Zander rubbed at his forehead. “Not that I’ve seen. We got back his records from his wireless company. There were no calls or texts the morning of the shooting. The company lost contact with the phone during the night at some point. His mother tried to contact him several times the day of the shooting, wondering when he was coming home. The calls went nowhere.”
“I don’t get it.”
“You and me both. The wiped-down car really confuses me. Did Justin think he could get away after the shooting? Removing his fingerprints doesn’t hide who the car belongs to.”
“Logic dictates that it wasn’t his fingerprints he was hiding . . . or someone else was hiding. Someone doesn’t want us to know who else was in that vehicle, right?” Ava asked slowly. “You said a minute ago that we’re missing an element of the story. I think there’s a big glaring one missing here. It’s almost as if the things that are missing are what’s creating the path. Missing medication in Justin’s system . . . missing fingerprints . . . things that we expect to be there, aren’t.”

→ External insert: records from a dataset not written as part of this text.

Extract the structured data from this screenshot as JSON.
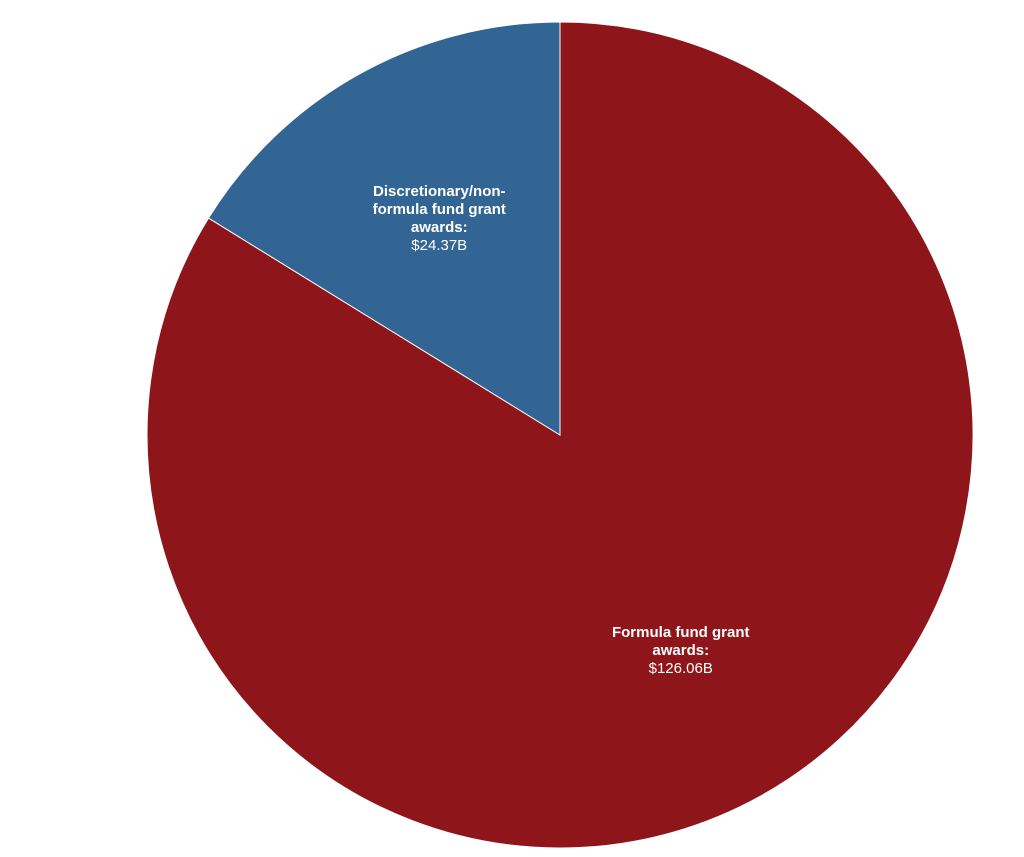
{
  "chart_data": {
    "type": "pie",
    "categories": [
      "Formula fund grant awards:",
      "Discretionary/non-formula fund grant awards:"
    ],
    "values": [
      126.06,
      24.37
    ],
    "value_labels": [
      "$126.06B",
      "$24.37B"
    ],
    "colors": [
      "#8e1519",
      "#336594"
    ]
  }
}
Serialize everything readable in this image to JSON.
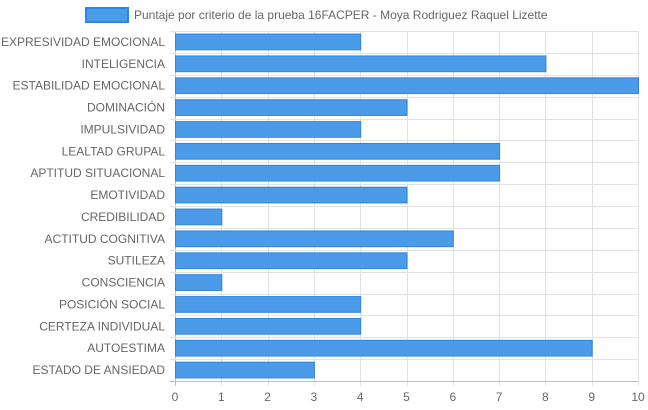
{
  "chart_data": {
    "type": "bar",
    "orientation": "horizontal",
    "legend": {
      "position": "top",
      "label": "Puntaje por criterio de la prueba 16FACPER - Moya Rodriguez Raquel Lizette"
    },
    "categories": [
      "EXPRESIVIDAD EMOCIONAL",
      "INTELIGENCIA",
      "ESTABILIDAD EMOCIONAL",
      "DOMINACIÓN",
      "IMPULSIVIDAD",
      "LEALTAD GRUPAL",
      "APTITUD SITUACIONAL",
      "EMOTIVIDAD",
      "CREDIBILIDAD",
      "ACTITUD COGNITIVA",
      "SUTILEZA",
      "CONSCIENCIA",
      "POSICIÓN SOCIAL",
      "CERTEZA INDIVIDUAL",
      "AUTOESTIMA",
      "ESTADO DE ANSIEDAD"
    ],
    "series": [
      {
        "name": "Puntaje por criterio de la prueba 16FACPER - Moya Rodriguez Raquel Lizette",
        "values": [
          4,
          8,
          10,
          5,
          4,
          7,
          7,
          5,
          1,
          6,
          5,
          1,
          4,
          4,
          9,
          3
        ]
      }
    ],
    "xlim": [
      0,
      10
    ],
    "xticks": [
      "0",
      "1",
      "2",
      "3",
      "4",
      "5",
      "6",
      "7",
      "8",
      "9",
      "10"
    ],
    "grid": true,
    "colors": {
      "bar_fill": "#4b9be8",
      "bar_stroke": "#2f86e0",
      "grid": "#e2e2e2",
      "axis": "#bdbdbd",
      "text": "#666666"
    }
  }
}
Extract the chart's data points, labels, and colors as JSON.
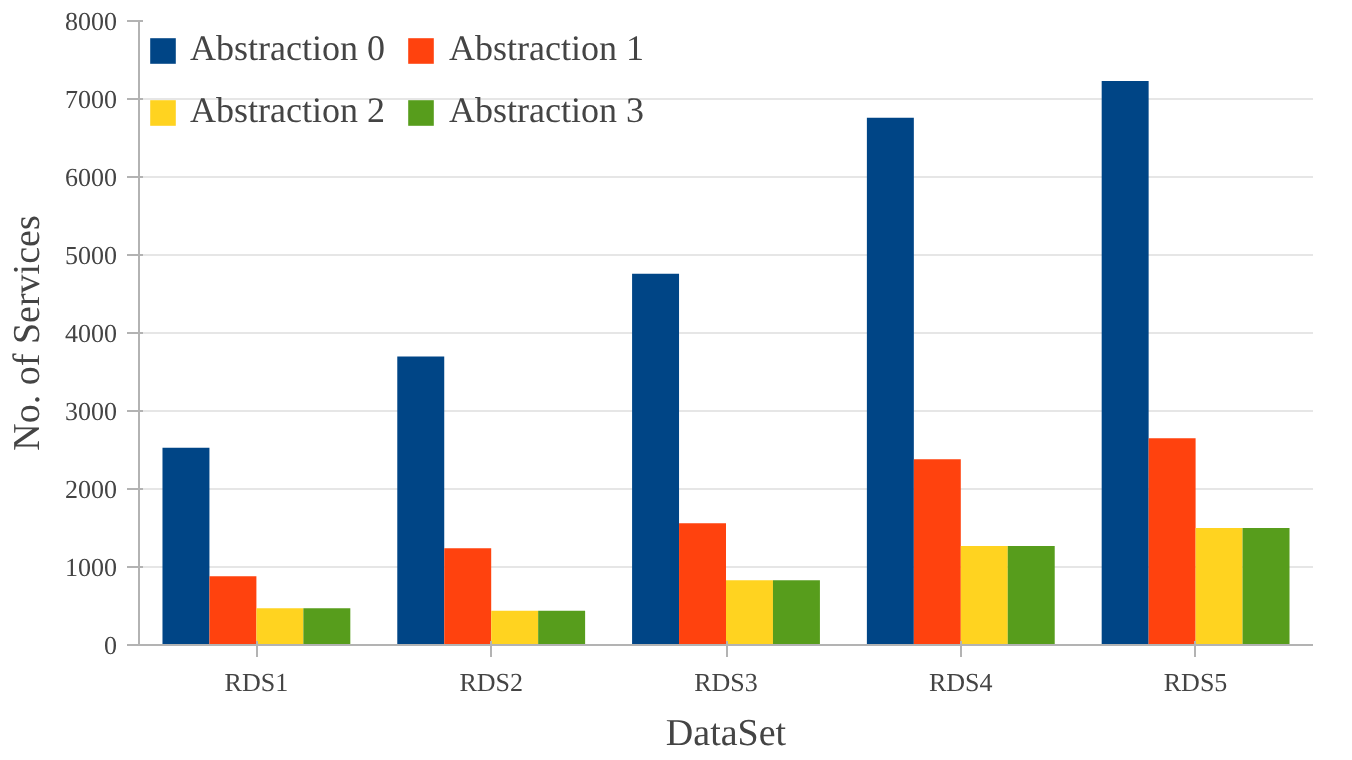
{
  "chart_data": {
    "type": "bar",
    "xlabel": "DataSet",
    "ylabel": "No. of Services",
    "categories": [
      "RDS1",
      "RDS2",
      "RDS3",
      "RDS4",
      "RDS5"
    ],
    "series": [
      {
        "name": "Abstraction 0",
        "color": "#004586",
        "values": [
          2530,
          3700,
          4760,
          6760,
          7230
        ]
      },
      {
        "name": "Abstraction 1",
        "color": "#ff420e",
        "values": [
          880,
          1240,
          1560,
          2380,
          2650
        ]
      },
      {
        "name": "Abstraction 2",
        "color": "#ffd320",
        "values": [
          470,
          440,
          830,
          1270,
          1500
        ]
      },
      {
        "name": "Abstraction 3",
        "color": "#579d1c",
        "values": [
          470,
          440,
          830,
          1270,
          1500
        ]
      }
    ],
    "ylim": [
      0,
      8000
    ],
    "yticks": [
      0,
      1000,
      2000,
      3000,
      4000,
      5000,
      6000,
      7000,
      8000
    ],
    "grid": "y",
    "legend": "top left"
  }
}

“You’re saying someone else is involved. Could it be the shooter who died this morning in Troutdale?” Zander glanced up at the silent television someone had tuned to the local news station. It’d canceled all regular programming and was running constant reports about the Troutdale shooting, interspersing them with details from the Rivertown and Eugene shootings. The reporters had already connected the similarities among the three shootings, commenting on the ages of the shooters, the weapons, and the suicides at the end.
“When’s the briefing on the Eugene shooting?” Ava asked, her gaze following Zander’s as a high-school picture of the shooter from Eugene flashed on the TV screen.
“In an hour. They moved it up. Lane County Sheriff’s Department is presenting. They handled the entire investigation two months ago.” Zander pulled up a news article from June about the Eugene shooting. “Joseph Albaugh. Age twenty-four. Grew up in Eugene. Did both high school and college in the area. Was an employee at Home Depot. Opened fire early morning in a park. Four adults killed. Two children injured.” The same high-school senior photo from the newscast accompanied the article. Joe Albaugh was fresh-faced, with blond hair and a heavy coat of freckles. His smile was infectious. “Shot himself in the restroom. The usual comments from friends and family that it shocked the hell out of them that he’d done it.”
“This is giving me the creeps,” muttered Ava. “It’s like they belong to the same herd of sheep.”
“Word out of Troutdale is that the shooter is a young male, too. No ID yet.”
“There has to be a connection between the three of them,” Ava stated. “There’re too many similarities.”
Zander took the devil’s advocate role. “It could simply be generational. They could have all been disgruntled young men. Once they saw the first one do it, they decided to follow suit. Something about shooting innocents and the media coverage feels glamorous to them.”
“There’s nothing fucking glamorous about it!”
“It might be similar to the mind-set of the young men who are willing to blow themselves up to kill their enemies. Or the Japanese pilots who were willing to make their planes into torpedoes. They think they have a higher purpose.”